Chico Buarque, famoso por suas composições musicais, seu engajamento político, mostra que é um artista muito versátil e grande escritor, seja em poesia, ou em prosa, e Budapeste mostra tamanha riqueza do cantor também em prosa, num texto que flui de forma excepcional porque é bem argumentado e usa todos os recursos estilísticos a seu favor.
Enfim, um livro tão maravilhoso que eu no seu lugar começaria a ler agora mesmo!

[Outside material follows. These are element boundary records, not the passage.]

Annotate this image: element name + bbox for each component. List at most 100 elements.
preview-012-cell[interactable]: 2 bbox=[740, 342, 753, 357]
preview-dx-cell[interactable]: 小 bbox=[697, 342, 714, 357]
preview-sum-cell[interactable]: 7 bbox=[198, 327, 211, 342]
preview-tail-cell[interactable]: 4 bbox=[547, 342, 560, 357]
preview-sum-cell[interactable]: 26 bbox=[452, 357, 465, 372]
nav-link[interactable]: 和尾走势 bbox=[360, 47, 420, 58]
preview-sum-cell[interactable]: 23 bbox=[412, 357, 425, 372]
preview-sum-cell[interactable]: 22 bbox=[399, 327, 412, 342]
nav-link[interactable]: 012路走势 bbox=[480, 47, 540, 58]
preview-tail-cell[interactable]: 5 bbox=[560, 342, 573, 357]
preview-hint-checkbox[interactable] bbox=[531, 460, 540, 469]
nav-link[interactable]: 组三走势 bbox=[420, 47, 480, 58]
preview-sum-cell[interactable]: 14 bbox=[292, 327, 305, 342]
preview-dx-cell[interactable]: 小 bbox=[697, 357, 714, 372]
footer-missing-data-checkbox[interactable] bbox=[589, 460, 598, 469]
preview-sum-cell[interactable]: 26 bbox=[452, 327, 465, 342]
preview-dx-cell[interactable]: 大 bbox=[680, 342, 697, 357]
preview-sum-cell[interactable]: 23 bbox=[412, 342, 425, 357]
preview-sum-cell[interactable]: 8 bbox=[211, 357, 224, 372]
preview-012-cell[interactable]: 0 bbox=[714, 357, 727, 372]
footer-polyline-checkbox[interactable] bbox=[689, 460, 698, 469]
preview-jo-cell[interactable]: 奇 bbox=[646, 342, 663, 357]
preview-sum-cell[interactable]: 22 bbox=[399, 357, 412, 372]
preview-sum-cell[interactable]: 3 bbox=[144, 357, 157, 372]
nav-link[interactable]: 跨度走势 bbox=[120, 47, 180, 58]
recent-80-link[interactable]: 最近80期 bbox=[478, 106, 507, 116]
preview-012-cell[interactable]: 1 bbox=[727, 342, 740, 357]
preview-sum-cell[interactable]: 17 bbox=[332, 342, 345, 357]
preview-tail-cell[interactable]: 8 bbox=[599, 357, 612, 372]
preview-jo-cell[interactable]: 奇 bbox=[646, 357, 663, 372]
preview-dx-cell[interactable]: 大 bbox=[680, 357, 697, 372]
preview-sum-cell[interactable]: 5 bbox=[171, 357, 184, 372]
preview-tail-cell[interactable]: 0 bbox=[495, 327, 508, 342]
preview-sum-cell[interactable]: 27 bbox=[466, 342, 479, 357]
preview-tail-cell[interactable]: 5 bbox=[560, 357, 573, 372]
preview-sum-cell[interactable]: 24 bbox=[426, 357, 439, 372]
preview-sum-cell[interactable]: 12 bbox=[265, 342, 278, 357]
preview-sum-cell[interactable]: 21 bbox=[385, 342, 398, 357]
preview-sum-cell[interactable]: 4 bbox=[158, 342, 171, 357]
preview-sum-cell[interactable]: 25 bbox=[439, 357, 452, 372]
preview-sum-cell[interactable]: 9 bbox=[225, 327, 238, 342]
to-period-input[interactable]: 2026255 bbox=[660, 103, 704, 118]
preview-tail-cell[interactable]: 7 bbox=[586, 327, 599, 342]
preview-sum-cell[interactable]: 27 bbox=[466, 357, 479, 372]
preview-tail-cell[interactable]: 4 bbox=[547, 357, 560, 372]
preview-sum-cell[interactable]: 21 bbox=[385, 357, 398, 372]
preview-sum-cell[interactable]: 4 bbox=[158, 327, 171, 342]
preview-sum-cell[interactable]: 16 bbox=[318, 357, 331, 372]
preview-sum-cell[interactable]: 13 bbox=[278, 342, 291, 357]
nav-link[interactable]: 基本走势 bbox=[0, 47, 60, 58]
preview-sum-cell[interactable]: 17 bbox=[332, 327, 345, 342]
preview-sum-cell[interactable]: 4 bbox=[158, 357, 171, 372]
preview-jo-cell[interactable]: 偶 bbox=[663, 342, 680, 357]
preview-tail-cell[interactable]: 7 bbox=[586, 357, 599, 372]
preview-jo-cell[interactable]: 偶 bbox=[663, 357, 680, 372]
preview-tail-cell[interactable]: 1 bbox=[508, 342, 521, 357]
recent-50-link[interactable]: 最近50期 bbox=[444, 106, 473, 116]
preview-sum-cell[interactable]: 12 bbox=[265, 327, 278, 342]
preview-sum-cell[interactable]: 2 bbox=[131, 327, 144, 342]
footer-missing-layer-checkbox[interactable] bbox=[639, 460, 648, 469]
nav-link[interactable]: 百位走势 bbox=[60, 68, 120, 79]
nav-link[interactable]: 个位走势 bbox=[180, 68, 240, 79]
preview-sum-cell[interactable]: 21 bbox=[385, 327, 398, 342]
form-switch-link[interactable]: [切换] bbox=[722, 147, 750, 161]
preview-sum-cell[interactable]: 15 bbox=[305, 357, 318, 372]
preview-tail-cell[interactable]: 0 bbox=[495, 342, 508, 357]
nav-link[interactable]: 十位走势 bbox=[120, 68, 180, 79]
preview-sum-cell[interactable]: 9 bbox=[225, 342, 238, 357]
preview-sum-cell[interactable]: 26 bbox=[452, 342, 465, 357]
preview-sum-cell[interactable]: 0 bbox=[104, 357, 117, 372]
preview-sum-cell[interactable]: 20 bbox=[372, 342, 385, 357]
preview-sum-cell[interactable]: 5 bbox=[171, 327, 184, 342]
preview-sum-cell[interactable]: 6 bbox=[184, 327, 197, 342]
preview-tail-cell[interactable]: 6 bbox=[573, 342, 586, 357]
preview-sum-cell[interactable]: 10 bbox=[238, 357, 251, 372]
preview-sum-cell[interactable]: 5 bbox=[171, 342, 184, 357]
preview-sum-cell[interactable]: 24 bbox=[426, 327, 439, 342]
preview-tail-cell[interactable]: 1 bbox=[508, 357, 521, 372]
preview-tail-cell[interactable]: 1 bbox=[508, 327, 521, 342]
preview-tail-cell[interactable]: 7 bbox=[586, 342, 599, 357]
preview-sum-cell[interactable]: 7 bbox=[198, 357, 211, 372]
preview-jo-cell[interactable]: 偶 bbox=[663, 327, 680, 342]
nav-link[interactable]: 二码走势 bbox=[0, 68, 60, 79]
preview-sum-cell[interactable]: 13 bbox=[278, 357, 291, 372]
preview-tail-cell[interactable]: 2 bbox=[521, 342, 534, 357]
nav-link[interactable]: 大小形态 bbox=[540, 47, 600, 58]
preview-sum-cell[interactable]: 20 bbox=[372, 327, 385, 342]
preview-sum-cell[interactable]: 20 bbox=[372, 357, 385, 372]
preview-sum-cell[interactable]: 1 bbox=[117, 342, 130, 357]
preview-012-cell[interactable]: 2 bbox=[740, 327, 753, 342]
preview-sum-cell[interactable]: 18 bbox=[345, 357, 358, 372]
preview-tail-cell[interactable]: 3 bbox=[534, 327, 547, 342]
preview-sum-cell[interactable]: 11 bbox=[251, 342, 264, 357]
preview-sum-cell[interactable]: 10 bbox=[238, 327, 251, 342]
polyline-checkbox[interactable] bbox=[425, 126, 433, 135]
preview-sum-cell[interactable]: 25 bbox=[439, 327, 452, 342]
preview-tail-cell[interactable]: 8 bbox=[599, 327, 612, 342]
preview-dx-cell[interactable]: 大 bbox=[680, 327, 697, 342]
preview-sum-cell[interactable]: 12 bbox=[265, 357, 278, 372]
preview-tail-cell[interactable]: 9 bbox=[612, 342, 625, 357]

O livro virou filme em 2009, com o ator Leonardo Medeiros vivendo José Costa e Giovanna Antonelli dando vida a Vanda. O filme é muito bem realizado, e bem fiel ao livro, o que o torna também muito bom e vale a pena conferir após a leitura. Aqui deixo-vos o trailer: http://migre.me/e69kM
“Abri os olhos num sobressalto e vi o fotógrafo outra vez o revólver na mão, que estava trêmula; por um instante acreditei que não fosse a mão, mas o revólver a tremer ainda com meu tremor. Chegou-o à cabeça, tornou a baixa-lo, examinou, chacoalhou, abandonou-o no carpete, e para mim estava ótimo, passara a bebedeira e o tempo de bravatas. Já me dispunha a lhe dar um abraço, beijar a mão da lourinha, acompanhá-los até a porta, encher os bolsos dele com as garrafinhas do frigobar, quando o vi empurrando a arma com a ponta do pé, na minha direção. Deve ter descoberto que eu não falava húngaro, pois com muita ênfase repetia uns gestos semi-circulares. Queria dizer que a roleta-russa tinha girado no sentido horário e agora deveria reverter o giro, a começar por mim. Estava roubando, estava inventando uma regra absurda, eu queria protestar, mas nem sequer sabia dizer não em húngaro. Quem me socorreu foi a lourinha que tomou o revólver, tentou socá-lo de volta na mão do namorado, e aí ele chamou ela de vaca. Falou vaca com todas as letras, como nós latinos falamos vaca desde a Roma antiga, e concluí que o farsante também não falava húngaro coisa nenhuma. Era romeno, usava um medalhão de bronze no peito, uma argola na orelha, um anel em cada dedo, era um cigano romeno, e teve razão a lourinha em lhe dizer: sinto asco do teu espetáculo grotesco, ao menos foi isso que eu escutei. E a fim de vexá-lo, voltou a arma contra a própria testa e atirou sem pestanejar. Não havia bala, bem feito, ao cigano não restava alternativa; recolheu o revólver, apontou-o contra a têmpora, e quanto o balaço lhe arrombasse os ossos, calculei que a massa encefálica espirraria no cabelo da lourinha, ia ser nojento. Ia ser asqueroso, mas eu não conseguia deixar de olhar, e vi como se fechavam as dobradiças do seu dedo no gatilho, cheguei a ouvir ranger a mola do gatilho e clique. Neca, não morreu, jogou o revólver no meu colo, mostrou os dentes de ouro para a lourinha, em seguida ambos me encararam. E assim ficou evidente que por alguma artimanha, com alguma prestidigitação cigana, eles tinham reservado para mim a bala do tambor. Estavam de olho no meu dinheiro, desde o início, organizavam minha morte. E seria uma morte tão oportuna para eles quanto inglória para mim, o suicídio de um turista alcoolizado em Budapeste.”